Ero membro della corte del principe di Benevento Grimoaldo, quarto nella serie fino alla sua morte alla quale ho contribuito in modo eclatante solo pochi anni fa, nell’817 per essere precisi.
Fui indotto a tale congiura dal conte Sicone di Acerenza che divenne principe dei longobardi e da Radelchi, gastaldo di Conza.
I dissidi nel principato non terminarono con la morte di Grimoaldo, i due congiurati per accaparrarsi la corona indussero in una guerra civilie senza quartiere che solo da poco è terminata, Sicone è ormai l’unico a risiedere nel vecchio palatium di Benevento.
Sono stati anni difficili, l’economia della Longobardia ne ha sofferto e ora che è tornata la pace si cerca di far riprendere i contadini a coltivare le terre e noi arimanni siamo tornati ad occuparci della caccia come principale svago.
È stato durante una di queste battute col falcone nel bosco di Fasanara nei pressi del piccolo lago palustre vicino al fiume Tusciano che ho contratto questo malessere che mi costringe a letto con questa febbre mefitica, è la vendetta di Grimoaldo, ne sono certo.
Dunque, dicevo, mentre con il mio fedele cavallo e il prode falcone ci accingevamo a cacciare davanti ai miei occhi compare un cavallo bianco montato da un cavaliere con la spada sguainata, con fare minaccioso si tirò via l’elmo dalla testa per mostrarmi il suo volto prima di attaccarmi, era lui, Grimoaldo, i suoi occhi erano però vuote caverne e dalla bocca uscivano vermi.
Il mio falco ha preso immediatamente il volo per non tornare più e il mio cavallo si è impaurito e ha cercato di fuggire a quella vista, anche il mio cuore in quel momento si è fermato, non potevo credere a quanto la mia vista mi mostrava.
Grimoaldo non avanzava, era immobile sul suo cavallo e mentre il mio si voltava il principe era già dietro di me e mi affondava un fendente con la sua spada.
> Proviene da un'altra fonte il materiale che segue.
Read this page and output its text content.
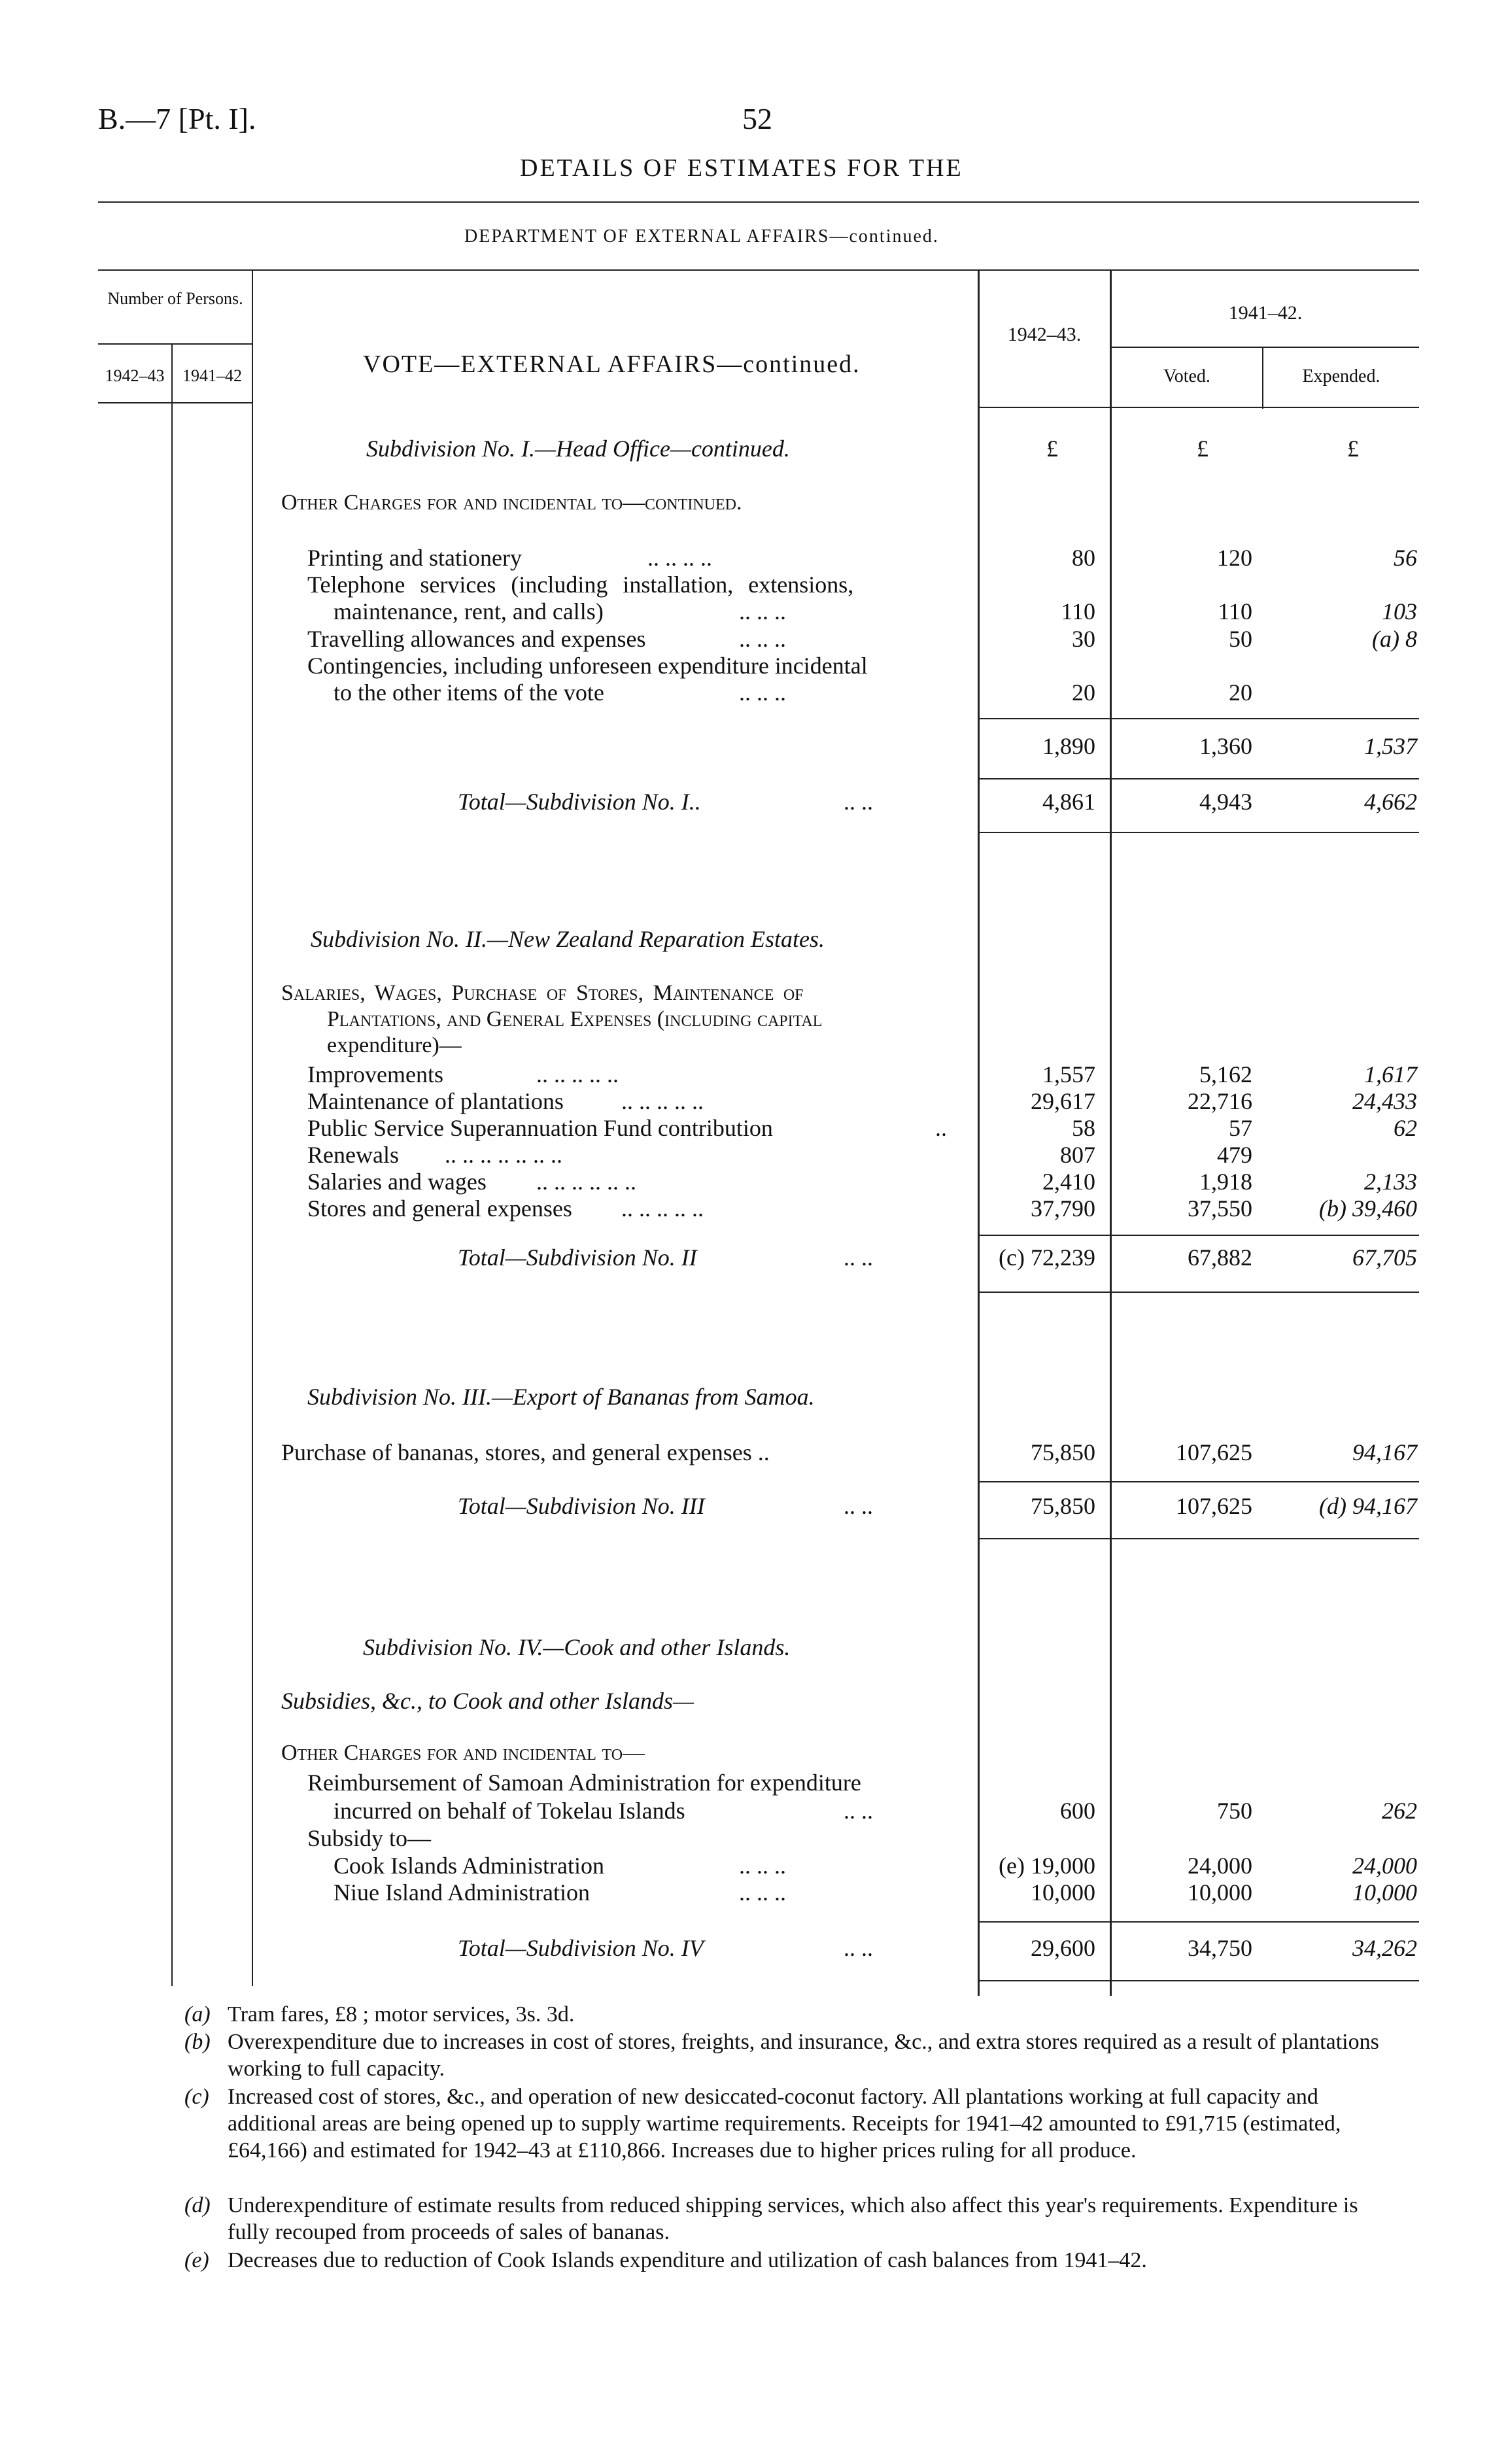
B.—7 [Pt. I].	52
DETAILS OF ESTIMATES FOR THE
DEPARTMENT OF EXTERNAL AFFAIRS—continued.
Number of Persons.
1942–43	1941–42	VOTE—EXTERNAL AFFAIRS—continued.
1942–43.
1941–42.
Voted.	Expended.
Subdivision No. I.—Head Office—continued.	£	£	£
Other Charges for and incidental to—continued.
Printing and stationery	.. .. .. ..	80	120	56
Telephone services (including installation, extensions,
maintenance, rent, and calls)	.. .. ..	110	110	103
Travelling allowances and expenses	.. .. ..	30	50	(a) 8
Contingencies, including unforeseen expenditure incidental
to the other items of the vote	.. .. ..	20	20
1,890	1,360	1,537
Total—Subdivision No. I..	.. ..	4,861	4,943	4,662
Subdivision No. II.—New Zealand Reparation Estates.
Salaries, Wages, Purchase of Stores, Maintenance of
Plantations, and General Expenses (including capital
expenditure)—
Improvements	.. .. .. .. ..	1,557	5,162	1,617
Maintenance of plantations .. .. .. .. ..	29,617	22,716	24,433
Public Service Superannuation Fund contribution	..	58	57	62
Renewals .. .. .. .. .. .. ..	807	479
Salaries and wages .. .. .. .. .. ..	2,410	1,918	2,133
Stores and general expenses .. .. .. .. ..	37,790	37,550	(b) 39,460
Total—Subdivision No. II	.. ..	(c) 72,239	67,882	67,705
Subdivision No. III.—Export of Bananas from Samoa.
Purchase of bananas, stores, and general expenses ..	75,850	107,625	94,167
Total—Subdivision No. III	.. ..	75,850	107,625	(d) 94,167
Subdivision No. IV.—Cook and other Islands.
Subsidies, &c., to Cook and other Islands—
Other Charges for and incidental to—
Reimbursement of Samoan Administration for expenditure
incurred on behalf of Tokelau Islands	.. ..	600	750	262
Subsidy to—
Cook Islands Administration	.. .. ..	(e) 19,000	24,000	24,000
Niue Island Administration	.. .. ..	10,000	10,000	10,000
Total—Subdivision No. IV	.. ..	29,600	34,750	34,262
(a) Tram fares, £8 ; motor services, 3s. 3d.
(b) Overexpenditure due to increases in cost of stores, freights, and insurance, &c., and extra stores required as a result of plantations working to full capacity.
(c) Increased cost of stores, &c., and operation of new desiccated-coconut factory. All plantations working at full capacity and additional areas are being opened up to supply wartime requirements. Receipts for 1941–42 amounted to £91,715 (estimated, £64,166) and estimated for 1942–43 at £110,866. Increases due to higher prices ruling for all produce.
(d) Underexpenditure of estimate results from reduced shipping services, which also affect this year's requirements. Expenditure is fully recouped from proceeds of sales of bananas.
(e) Decreases due to reduction of Cook Islands expenditure and utilization of cash balances from 1941–42.
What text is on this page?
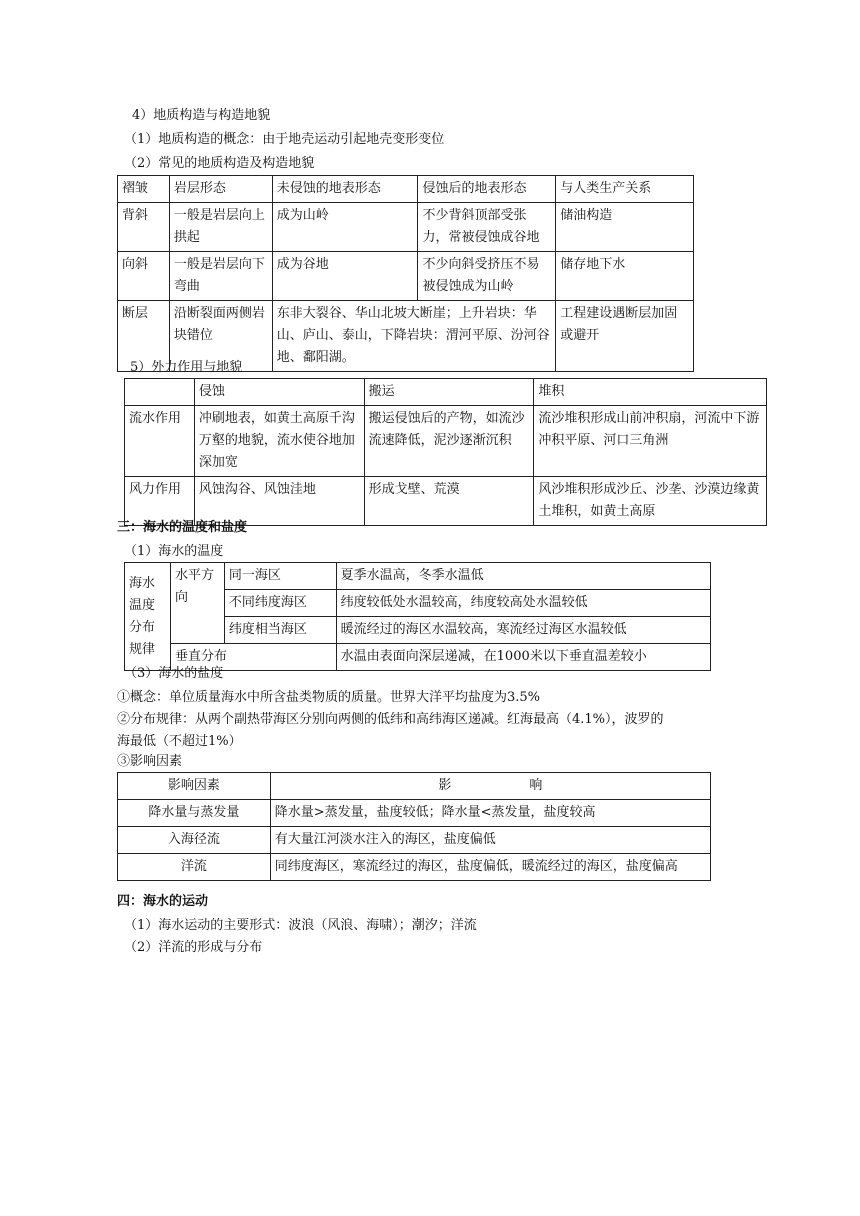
4）地质构造与构造地貌
（1）地质构造的概念：由于地壳运动引起地壳变形变位
（2）常见的地质构造及构造地貌
褶皱	岩层形态	未侵蚀的地表形态	侵蚀后的地表形态	与人类生产关系
背斜	一般是岩层向上拱起	成为山岭	不少背斜顶部受张力，常被侵蚀成谷地	储油构造
向斜	一般是岩层向下弯曲	成为谷地	不少向斜受挤压不易被侵蚀成为山岭	储存地下水
断层	沿断裂面两侧岩块错位	东非大裂谷、华山北坡大断崖；上升岩块：华山、庐山、泰山，下降岩块：渭河平原、汾河谷地、鄱阳湖。		工程建设遇断层加固或避开
5）外力作用与地貌
	侵蚀	搬运	堆积
流水作用	冲刷地表，如黄土高原千沟万壑的地貌，流水使谷地加深加宽	搬运侵蚀后的产物，如流沙流速降低，泥沙逐渐沉积	流沙堆积形成山前冲积扇，河流中下游冲积平原、河口三角洲
风力作用	风蚀沟谷、风蚀洼地	形成戈壁、荒漠	风沙堆积形成沙丘、沙垄、沙漠边缘黄土堆积，如黄土高原
三：海水的温度和盐度
（1）海水的温度
海水温度分布规律	水平方向	同一海区	夏季水温高，冬季水温低
		不同纬度海区	纬度较低处水温较高，纬度较高处水温较低
		纬度相当海区	暖流经过的海区水温较高，寒流经过海区水温较低
	垂直分布		水温由表面向深层递减，在1000米以下垂直温差较小
（3）海水的盐度
①概念：单位质量海水中所含盐类物质的质量。世界大洋平均盐度为3.5%
②分布规律：从两个副热带海区分别向两侧的低纬和高纬海区递减。红海最高（4.1%），波罗的
海最低（不超过1%）
③影响因素
影响因素	影　　　　　　响
降水量与蒸发量	降水量>蒸发量，盐度较低；降水量<蒸发量，盐度较高
入海径流	有大量江河淡水注入的海区，盐度偏低
洋流	同纬度海区，寒流经过的海区，盐度偏低，暖流经过的海区，盐度偏高
四：海水的运动
（1）海水运动的主要形式：波浪（风浪、海啸）；潮汐；洋流
（2）洋流的形成与分布
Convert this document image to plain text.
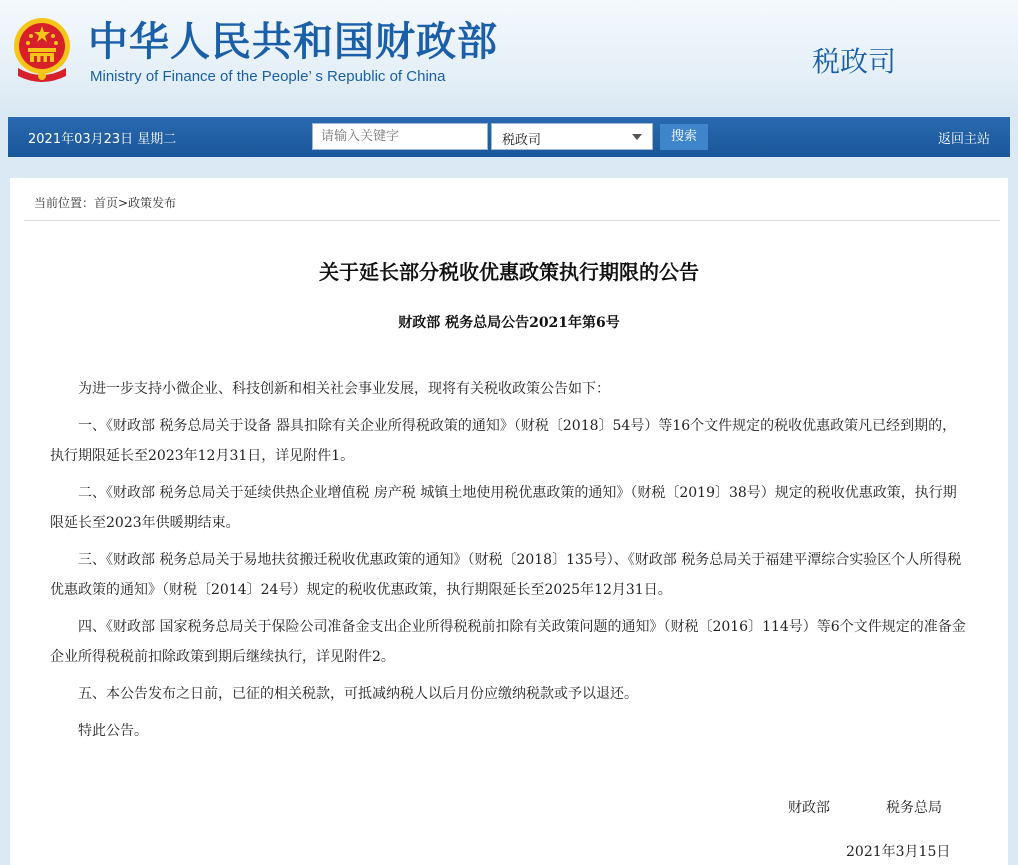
中华人民共和国财政部
Ministry of Finance of the People’ s Republic of China	税政司
2021年03月23日 星期二
请输入关键字	税政司	搜索	返回主站
当前位置：首页>政策发布
关于延长部分税收优惠政策执行期限的公告
财政部 税务总局公告2021年第6号

为进一步支持小微企业、科技创新和相关社会事业发展，现将有关税收政策公告如下：

一、《财政部 税务总局关于设备 器具扣除有关企业所得税政策的通知》（财税〔2018〕54号）等16个文件规定的税收优惠政策凡已经到期的，执行期限延长至2023年12月31日，详见附件1。

二、《财政部 税务总局关于延续供热企业增值税 房产税 城镇土地使用税优惠政策的通知》（财税〔2019〕38号）规定的税收优惠政策，执行期限延长至2023年供暖期结束。

三、《财政部 税务总局关于易地扶贫搬迁税收优惠政策的通知》（财税〔2018〕135号）、《财政部 税务总局关于福建平潭综合实验区个人所得税优惠政策的通知》（财税〔2014〕24号）规定的税收优惠政策，执行期限延长至2025年12月31日。

四、《财政部 国家税务总局关于保险公司准备金支出企业所得税税前扣除有关政策问题的通知》（财税〔2016〕114号）等6个文件规定的准备金企业所得税税前扣除政策到期后继续执行，详见附件2。

五、本公告发布之日前，已征的相关税款，可抵减纳税人以后月份应缴纳税款或予以退还。

特此公告。

财政部	税务总局
2021年3月15日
Ovviamente la spada dello spirito di Grimoaldo non ha lasciato ferite visibili sul mio corpo ma dopo qualche giorno ha iniziato a decadere e giorno dopo giorno mi sono ritrovato disteso su questo letto, i cerusici non riescono a trovare un rimedio al mio male e ormai sentono intorno a me solo la puzza della morte.
Sono sicuro che mi resta al massimo qualche ora di vita, il delitto che ho commesso non mi ha portato benefici e dopo aver chiuso gli occhi sono sicuro che ne soffrirò dieci, cento mille volte di più nelle desolate lande dell’aldilà.
Io sono Algemondo, l’assassino del mio principe”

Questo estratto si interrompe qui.